Hybrid fuel cell gas turbine systems use compressed gas/air to drive a turbine to drive an aircraft propeller and also use electric power that is generated by a hydrogen fuel cell. Improvements have been made possible in relation to the use of compact and efficient fuel cells by the ability to store sufficient hydrogen in a compressed and/or liquid form. The hydrogen required to generate electricity from the fuel cell is typically stored in a tank. This is made feasible by technologies that enable hydrogen to be cryogenically compressed for storage or to be stored in liquid form. The compression of hydrogen for storage requires the hydrogen to be very highly compressed (e.g. between 300-850 bar and less than 78K) or to be cryogenically cooled to liquid state at temperatures below 20K. Such low temperatures, however, are typically only needed to allow efficient storage of the hydrogen. The hydrogen then needs to be heated, in the system, for use by the fuel cell. For improved functioning of the hydrogen-engine, or improved functioning of a fuel cell, the hydrogen fuel needs to reach higher temperatures (>0° C.=273K). At present, the use of liquid hydrogen provides the more promising solution for hydrogen-based medium range, larger aircraft but compressed hydrogen also has promise and further technological developments may arise in this field. In any case, as very low temperatures are required for hydrogen storage, and the hydrogen in the system operation needs to be warmer, there is a need to improve efficiency of such systems and, particularly, to improve or maximise the efficiency of the fuel cell.

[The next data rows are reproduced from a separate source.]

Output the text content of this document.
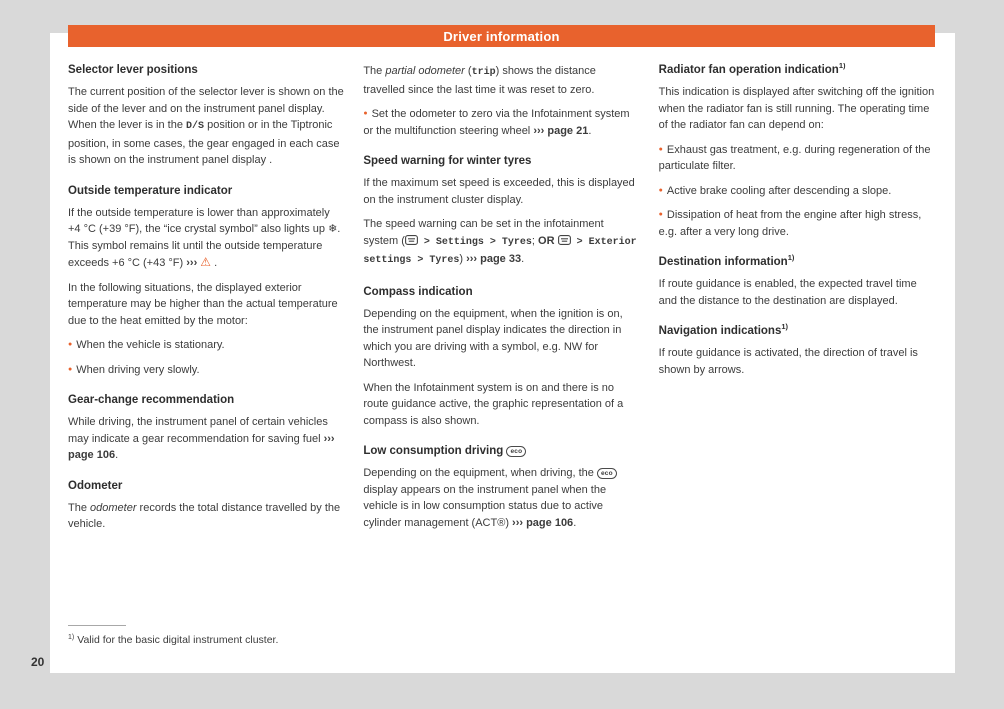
Driver information
Selector lever positions

The current position of the selector lever is shown on the side of the lever and on the instrument panel display. When the lever is in the D/S position or in the Tiptronic position, in some cases, the gear engaged in each case is shown on the instrument panel display .

Outside temperature indicator

If the outside temperature is lower than approximately +4 °C (+39 °F), the “ice crystal symbol” also lights up ❄. This symbol remains lit until the outside temperature exceeds +6 °C (+43 °F) ››› ⚠ .

In the following situations, the displayed exterior temperature may be higher than the actual temperature due to the heat emitted by the motor:

● When the vehicle is stationary.

● When driving very slowly.

Gear-change recommendation

While driving, the instrument panel of certain vehicles may indicate a gear recommendation for saving fuel ››› page 106.

Odometer

The odometer records the total distance travelled by the vehicle.

The partial odometer (trip) shows the distance travelled since the last time it was reset to zero.

● Set the odometer to zero via the Infotainment system or the multifunction steering wheel ››› page 21.

Speed warning for winter tyres

If the maximum set speed is exceeded, this is displayed on the instrument cluster display.

The speed warning can be set in the infotainment system ( > Settings > Tyres; OR  > Exterior settings > Tyres) ››› page 33.

Compass indication

Depending on the equipment, when the ignition is on, the instrument panel display indicates the direction in which you are driving with a symbol, e.g. NW for Northwest.

When the Infotainment system is on and there is no route guidance active, the graphic representation of a compass is also shown.

Low consumption driving eco

Depending on the equipment, when driving, the eco display appears on the instrument panel when the vehicle is in low consumption status due to active cylinder management (ACT®) ››› page 106.

Radiator fan operation indication$^{1)}$

This indication is displayed after switching off the ignition when the radiator fan is still running. The operating time of the radiator fan can depend on:

● Exhaust gas treatment, e.g. during regeneration of the particulate filter.

● Active brake cooling after descending a slope.

● Dissipation of heat from the engine after high stress, e.g. after a very long drive.

Destination information$^{1)}$

If route guidance is enabled, the expected travel time and the distance to the destination are displayed.

Navigation indications$^{1)}$

If route guidance is activated, the direction of travel is shown by arrows.

$^{1)}$ Valid for the basic digital instrument cluster.
20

According to the present disclosure, use is made of the chill in the stored hydrogen for thermal management of other parts of the system. The system according to the disclosure uses the chill with a recirculating hydrogen loop such that compressed or liquid hydrogen on board an aircraft can be used as an additional heat sink to effectively manage heat produced during system operation.
According to one aspect, there is provided a fuel cell system comprising: a gas turbine having a combustion chamber and a turbine; a hydrogen fuel cell configured to generate electrical energy from input air and input hydrogen; an air flow path for providing air from a source of fresh air as input air to the fuel cell and to the combustion chamber; and a closed hydrogen loop for providing hydrogen from a liquid or compressed hydrogen source to the fuel cell and to the combustion chamber; the system further comprising: a hydrogen recirculation loop receiving hydrogen from the liquid or compressed hydrogen source and hydrogen used by the fuel cell to provide cooled used hydrogen, the hydrogen recirculation loop further combining the cooled used hydrogen with hydrogen from the liquid or compressed hydrogen source to provide to the fuel cell as the input hydrogen.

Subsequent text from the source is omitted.